# Mooch: LG HD2C 25A 2100mAh 18650 Bench Test Results



## Alex (30/3/16)

LG HD2C 25A 2100mAh 18650 Bench Test Results...a 25A/2200mAh battery, better than the HD2 self.electronic_cigarette

submitted 9 hours ago by :315 [+1]

Bottom Line: This is a great 25A continuous, 2200mAh battery. The HD2C is a better performer than the HD2 due to its higher voltage during discharge and its longer running time. It equals the Aspire 1800mAh's starting pulse voltage and running temperature and runs about 15% longer than the Aspire. The HD2C's voltage drops below the Aspire's in the middle and end of a pulsed discharge though.

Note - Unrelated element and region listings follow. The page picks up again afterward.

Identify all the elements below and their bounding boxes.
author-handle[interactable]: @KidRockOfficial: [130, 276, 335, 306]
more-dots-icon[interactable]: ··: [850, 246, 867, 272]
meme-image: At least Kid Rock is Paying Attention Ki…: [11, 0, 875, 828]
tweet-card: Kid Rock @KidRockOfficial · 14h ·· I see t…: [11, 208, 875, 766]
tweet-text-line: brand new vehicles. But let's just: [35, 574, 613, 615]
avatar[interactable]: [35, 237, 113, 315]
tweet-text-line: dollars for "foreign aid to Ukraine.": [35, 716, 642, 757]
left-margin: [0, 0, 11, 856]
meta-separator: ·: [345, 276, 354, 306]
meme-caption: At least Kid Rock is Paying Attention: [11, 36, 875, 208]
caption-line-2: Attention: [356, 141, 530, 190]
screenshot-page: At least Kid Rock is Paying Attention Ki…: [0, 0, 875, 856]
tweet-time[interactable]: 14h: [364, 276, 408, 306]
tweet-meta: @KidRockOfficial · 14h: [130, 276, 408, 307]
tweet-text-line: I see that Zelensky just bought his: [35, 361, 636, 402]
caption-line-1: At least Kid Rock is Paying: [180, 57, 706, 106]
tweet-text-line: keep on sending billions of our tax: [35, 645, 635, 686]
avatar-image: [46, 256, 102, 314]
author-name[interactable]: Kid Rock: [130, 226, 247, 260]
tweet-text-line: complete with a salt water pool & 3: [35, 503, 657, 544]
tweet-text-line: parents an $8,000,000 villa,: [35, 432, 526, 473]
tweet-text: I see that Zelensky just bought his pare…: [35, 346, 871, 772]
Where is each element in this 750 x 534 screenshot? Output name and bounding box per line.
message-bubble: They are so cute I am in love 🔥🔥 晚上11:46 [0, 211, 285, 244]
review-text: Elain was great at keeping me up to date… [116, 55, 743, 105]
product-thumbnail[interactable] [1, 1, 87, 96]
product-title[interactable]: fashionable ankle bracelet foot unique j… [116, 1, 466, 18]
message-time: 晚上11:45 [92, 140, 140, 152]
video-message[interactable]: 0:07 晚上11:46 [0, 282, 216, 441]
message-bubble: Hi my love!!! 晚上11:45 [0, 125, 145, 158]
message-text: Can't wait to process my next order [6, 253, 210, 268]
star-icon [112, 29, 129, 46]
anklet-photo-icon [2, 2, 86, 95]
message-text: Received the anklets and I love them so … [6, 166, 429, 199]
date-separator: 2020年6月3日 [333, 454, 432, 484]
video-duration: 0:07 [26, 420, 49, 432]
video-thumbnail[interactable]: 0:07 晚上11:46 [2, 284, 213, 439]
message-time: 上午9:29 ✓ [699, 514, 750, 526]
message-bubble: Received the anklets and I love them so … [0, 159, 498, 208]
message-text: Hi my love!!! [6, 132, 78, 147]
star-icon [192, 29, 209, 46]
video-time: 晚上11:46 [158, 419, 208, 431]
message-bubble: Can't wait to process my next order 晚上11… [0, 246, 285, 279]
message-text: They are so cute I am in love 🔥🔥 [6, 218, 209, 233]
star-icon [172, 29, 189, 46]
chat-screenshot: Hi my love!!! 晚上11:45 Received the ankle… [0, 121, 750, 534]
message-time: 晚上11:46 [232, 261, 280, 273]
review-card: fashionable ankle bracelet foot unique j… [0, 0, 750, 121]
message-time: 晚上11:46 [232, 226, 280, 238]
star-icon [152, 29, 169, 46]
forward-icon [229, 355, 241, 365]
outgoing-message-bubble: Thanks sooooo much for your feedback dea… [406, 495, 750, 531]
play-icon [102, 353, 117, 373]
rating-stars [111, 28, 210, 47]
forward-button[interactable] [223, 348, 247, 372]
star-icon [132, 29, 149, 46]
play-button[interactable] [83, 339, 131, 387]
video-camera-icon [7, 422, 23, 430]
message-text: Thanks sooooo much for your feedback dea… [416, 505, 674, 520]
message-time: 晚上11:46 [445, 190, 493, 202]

The HD2C can be pulsed at up to about 50A before its voltage gets uselessly low

Test results, discharge graph, photos: https://www.e-cigarette-forum.com/f...a-2200mah-battery-better-than-the-hd2.735554/

All my test results to date: https://www.e-cigarette-forum.com/forum/blog-entry/list-of-battery-tests.7436/

18350 ratings and pulse performance data: https://www.e-cigarette-forum.com/f...afety-grades-and-pulse-performance-data.7566/

18650 current ratings and safety grades: https://www.e-cigarette-forum.com/f...ades-picking-a-safe-battery-to-vape-with.7447

26650 ratings and pulse performance data: https://www.e-cigarette-forum.com/f...afety-grades-and-pulse-performance-data.7554/



12 comments

Reactions: Like 1


----------



## WARMACHINE (30/3/16)

Wonder if we get these LG's or even the Aspire's in RSA ?


----------